Have you ever gone to one of the free online savings calculators to see how much you might have accumulated when you finally retire? The calculators ask you to put in some numbers, such as your starting balance, annual contributions, and when you plan on retiring. You are also asked to guess an annual rate of return on your savings. Let's say you plug in a 4% annual return. Disappointed? How about 8%? Much better. Ten percent looks great!

Playing with rates of return is usually a harmless exercise. But a recent article in the Washington Post about Silicon Valley Bank illustrates the risk of changing assumptions with wishful or fantasy thinking.

According to the article, SVB executives decided in 2020 to boost profits by investing in higher-yielding longer-term investments. The strategy triggered an internal alarm: Bank earnings were at risk if interest rates climbed. Instead of heeding the caution and acting to mitigate potential risks, executives simply changed the model's assumptions to one more favorable to what they wanted. Oops.

The free online retirement calculators aren't very good. The results can vary significantly, depending on the underlying assumptions built into the model. Their value lies less in the results and more in that they reinforce the message it pays to start saving early. The magic of compounding over time even at conservative rates of return are impressive.

If the "saving early" moment is long past, the calculators can also help you put some numbers on how much to start saving.
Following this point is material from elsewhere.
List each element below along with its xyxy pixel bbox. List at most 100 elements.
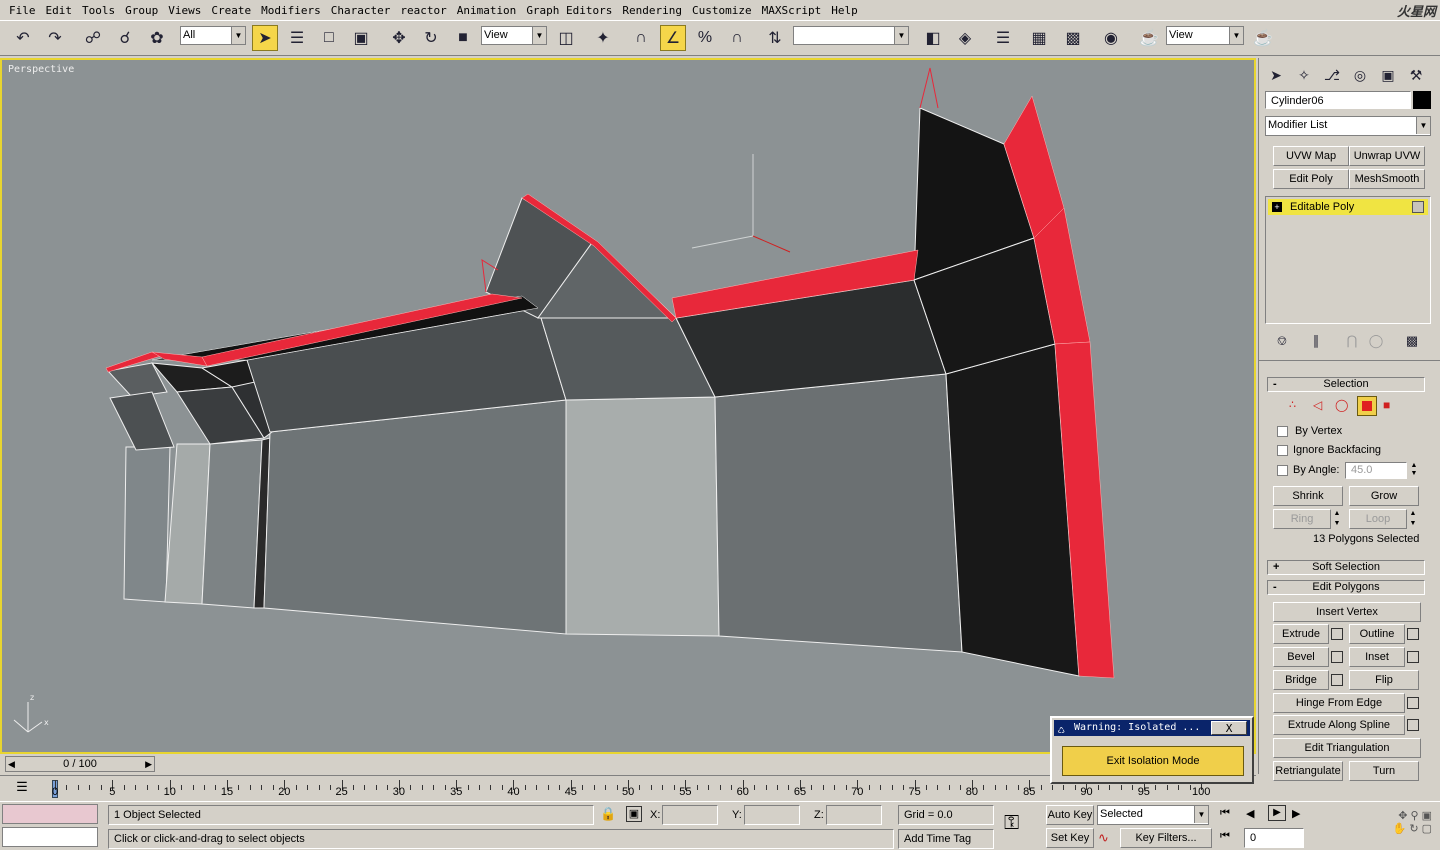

The longer you wait, the more important it becomes to set aside serious sums of income. "The biggest driver of your financial plan is going to be your savings rate," writes Bob French, director of investment analysis at Retirement Researcher and McLean Asset Management.

You don't have enough time to rely on the market's magic of compounding the closer you are to your retirement years, he adds. You also want to avoid the temptation of assuming really good returns to bail you out. That kind of wishful thinking compounds financial risks rather than mitigates them. Think SVB.

The good news is the closer you get to retirement the better data you have to work with to create a realistic plan. You will know your expenses and likely tax rate. You will have a realistic idea when to file for Social Security. You will also know how much you have saved for retirement.

Chris Farrell is economics contributor to the Star Tribune, Minnesota Public Radio and American Public Media's "Marketplace."